Jeff's Thoughts - March 8, 2017

Management Support and Training ROI

 

Any experienced trainer, whether on your own staff or hired externally, will tell you that management support has a huge effect on the ultimate impact of training on your institution's success. But what do we mean by "management support"? After all, management pays for the training of employees, and approves their use of time for training activities. Isn't that clearly "support"?

Well, it's a start. But I have seen different levels of management support over my decades in the training business, and I have come to assess "support" based on the expectations of the supervisors who send their direct reports to training events.

The first level is the most basic: "punch your ticket" support.

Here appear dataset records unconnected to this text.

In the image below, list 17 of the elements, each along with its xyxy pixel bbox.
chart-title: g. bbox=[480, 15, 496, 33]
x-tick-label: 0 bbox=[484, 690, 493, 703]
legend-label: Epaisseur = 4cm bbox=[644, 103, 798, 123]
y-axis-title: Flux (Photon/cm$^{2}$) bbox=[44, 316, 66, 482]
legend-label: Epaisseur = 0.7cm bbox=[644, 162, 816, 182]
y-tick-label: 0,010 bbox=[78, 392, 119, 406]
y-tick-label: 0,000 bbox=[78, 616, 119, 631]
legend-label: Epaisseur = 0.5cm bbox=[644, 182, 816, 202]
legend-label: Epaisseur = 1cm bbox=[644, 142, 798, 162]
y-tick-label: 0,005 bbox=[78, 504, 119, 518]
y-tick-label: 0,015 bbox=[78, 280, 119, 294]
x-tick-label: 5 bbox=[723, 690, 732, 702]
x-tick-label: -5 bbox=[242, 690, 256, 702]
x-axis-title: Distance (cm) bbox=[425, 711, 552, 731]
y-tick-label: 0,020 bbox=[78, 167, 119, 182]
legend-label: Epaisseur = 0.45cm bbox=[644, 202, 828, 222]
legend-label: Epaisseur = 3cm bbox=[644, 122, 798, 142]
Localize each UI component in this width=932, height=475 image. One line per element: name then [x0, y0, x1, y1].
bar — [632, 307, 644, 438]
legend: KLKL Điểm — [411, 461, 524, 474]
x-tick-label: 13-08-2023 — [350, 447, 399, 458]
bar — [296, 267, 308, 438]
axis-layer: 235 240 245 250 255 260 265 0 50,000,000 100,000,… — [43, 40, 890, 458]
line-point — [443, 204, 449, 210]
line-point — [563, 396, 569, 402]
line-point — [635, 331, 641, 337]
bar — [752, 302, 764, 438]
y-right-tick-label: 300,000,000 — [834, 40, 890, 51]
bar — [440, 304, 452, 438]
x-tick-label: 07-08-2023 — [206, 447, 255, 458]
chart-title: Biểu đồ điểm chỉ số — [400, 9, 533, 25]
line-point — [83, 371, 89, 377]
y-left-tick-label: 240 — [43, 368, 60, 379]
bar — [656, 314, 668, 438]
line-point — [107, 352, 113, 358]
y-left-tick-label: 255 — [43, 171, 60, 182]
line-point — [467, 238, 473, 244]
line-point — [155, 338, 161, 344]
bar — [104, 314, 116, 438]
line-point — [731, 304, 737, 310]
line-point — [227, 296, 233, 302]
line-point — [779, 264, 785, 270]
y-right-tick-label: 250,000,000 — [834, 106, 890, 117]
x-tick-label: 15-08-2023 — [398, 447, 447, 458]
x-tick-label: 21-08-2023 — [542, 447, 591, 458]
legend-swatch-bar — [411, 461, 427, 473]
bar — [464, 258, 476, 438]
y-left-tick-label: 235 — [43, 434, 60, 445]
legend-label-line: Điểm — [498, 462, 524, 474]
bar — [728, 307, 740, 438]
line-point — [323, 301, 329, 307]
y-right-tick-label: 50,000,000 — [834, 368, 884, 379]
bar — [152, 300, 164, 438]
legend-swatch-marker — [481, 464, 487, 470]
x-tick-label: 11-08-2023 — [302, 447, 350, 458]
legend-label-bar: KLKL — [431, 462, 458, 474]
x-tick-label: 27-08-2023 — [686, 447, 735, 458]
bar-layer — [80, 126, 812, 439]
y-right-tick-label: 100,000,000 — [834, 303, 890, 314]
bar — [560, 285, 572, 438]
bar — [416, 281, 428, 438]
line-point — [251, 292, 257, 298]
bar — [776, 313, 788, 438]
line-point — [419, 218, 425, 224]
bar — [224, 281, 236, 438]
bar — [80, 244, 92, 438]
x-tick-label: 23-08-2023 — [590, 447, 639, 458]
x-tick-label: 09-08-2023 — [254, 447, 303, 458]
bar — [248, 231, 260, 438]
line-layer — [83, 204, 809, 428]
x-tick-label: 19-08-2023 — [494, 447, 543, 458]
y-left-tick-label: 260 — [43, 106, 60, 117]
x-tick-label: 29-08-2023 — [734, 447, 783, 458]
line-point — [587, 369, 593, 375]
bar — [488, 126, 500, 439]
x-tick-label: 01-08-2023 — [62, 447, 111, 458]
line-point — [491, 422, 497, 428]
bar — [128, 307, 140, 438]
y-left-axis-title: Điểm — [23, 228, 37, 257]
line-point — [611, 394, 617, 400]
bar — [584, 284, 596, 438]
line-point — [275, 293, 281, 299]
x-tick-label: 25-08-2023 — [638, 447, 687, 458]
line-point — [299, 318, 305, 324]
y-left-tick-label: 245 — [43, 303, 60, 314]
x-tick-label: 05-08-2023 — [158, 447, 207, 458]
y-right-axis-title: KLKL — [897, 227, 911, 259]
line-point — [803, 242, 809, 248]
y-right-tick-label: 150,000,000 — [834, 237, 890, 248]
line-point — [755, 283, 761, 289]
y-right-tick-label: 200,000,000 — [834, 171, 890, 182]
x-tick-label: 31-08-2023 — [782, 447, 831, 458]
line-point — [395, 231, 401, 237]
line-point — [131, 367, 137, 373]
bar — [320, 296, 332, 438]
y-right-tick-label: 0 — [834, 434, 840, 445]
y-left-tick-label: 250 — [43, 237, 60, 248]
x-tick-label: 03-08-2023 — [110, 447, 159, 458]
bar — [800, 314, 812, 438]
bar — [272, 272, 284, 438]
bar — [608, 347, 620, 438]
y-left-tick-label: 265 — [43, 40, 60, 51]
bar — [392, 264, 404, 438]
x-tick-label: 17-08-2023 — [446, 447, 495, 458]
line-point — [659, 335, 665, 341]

That is, these managers believe that employees should spend a certain amount of their time getting trained. But they are not too fussy about what happens in that training, and they really don't think much about the impact of the training after it is completed.

In other words, "training" is just an activity on a checklist, to be checked off annually as it occurs. These managers don't get involved in helping their employees prepare for training, and they don't do much follow up after training. For them, training is more of an item for the employee's HR file than for their development. And it is safe to say that institutions where this approach is common are probably not getting a great return on their investment in training.

At the next level, managers take a more specific interest in employee training. They have higher expectations from training, namely, "a change in employee behavior."

That is, they invest in training in the hope that employees will work differently, more effectively or more efficiently, when they return from training. These managers are much more likely to have conversations with training participants about what they learned, about questions the training might have raised, about how they apply lessons learned.

Those conversations do not have to take up a lot of time. But they can significantly boost the ROI from training for the organization.

Some forward-thinking managers go a step further. They expect training to have an impact on work practices beyond the individual trainee. You could say that they look at training as an opportunity for "positive disruption" of current work habits among the entire team.

These managers invite recent training participants to share new ideas and perspectives. Perhaps they ask employees to report on their training at a staff meeting. Or maybe the employee and manager have a conversation aimed at discovering potential changes in current practices that are worthy of consideration.

These are the managers who leverage their training investment for a maximum return. Time spent in training helps not only the employee who attends the event, but other members of the team. And by showing they value the recommendations and observations of their staff, they boost morale and strengthen the team as a whole.

You can just "punch your training ticket" if you want. Or you can invest a little more time and personal attention in your employees' learning activities. If you do, the benefits to the institution of investing in training will be multiplied many times.